Expression, immunolocalization and serodiagnostic value of Tc38630 protein from Trypanosoma congolense.

Animal African trypanosomosis is a serious constraint to livestock sector development in sub-Saharan Africa. The disease, mainly caused by Trypanosoma congolense, has a limitation in its diagnosis and treatment. There is urgent need for a simple, rapid detection technique to replace the few available serological tests that are of variable sensitivity and specificity. Currently, there is a promising use of recombinant proteins to improve on the trypanosome lysate to detect antibodies. In this respect, we have identified a stage-specific gene that is relatively highly expressed in metacyclic and blood trypomastigotes of T. congolense.

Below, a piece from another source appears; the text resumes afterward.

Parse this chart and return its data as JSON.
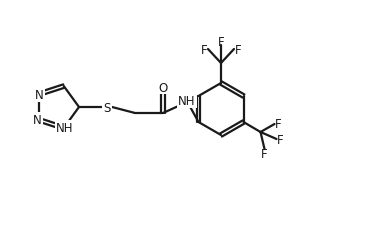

According to previously obtained differential protein expression data, the gene TcIL3000.0.38630 (1,236 bp) is by 8.5 times more expressed in metacyclic and blood trypomastigotes than in procyclic trypomastigotes and epimastigotes. The same stage specific expression pattern was shown in Western blot analysis. In addition, in confocal laser scanning microscopy the Tc38630 protein was present in the cytosol and on the cell surface of metacyclic and blood trypomastigotes. Through bioinformatics, the Tc38630 had N-terminal signal sequence, hydrophilic extracellular domain, single transmembrane alpha-helix and short cytoplasmic domain, which is characteristic of the Trypanosoma brucei invariant surface glycoprotein. However, unlike T. brucei invariant surface glycoprotein, the Tc38630 existed as a single copy gene with a probable allelic polymorphism at the Nar I restriction site. The recombinant Tc38630-based ELISA detected antibodies against Tc38630 as early as 7 days post infection in experimentally infected mouse model. Taken together, our results suggest that the Tc38630 is a novel potential diagnostic antigen of Animal African trypanosomosis.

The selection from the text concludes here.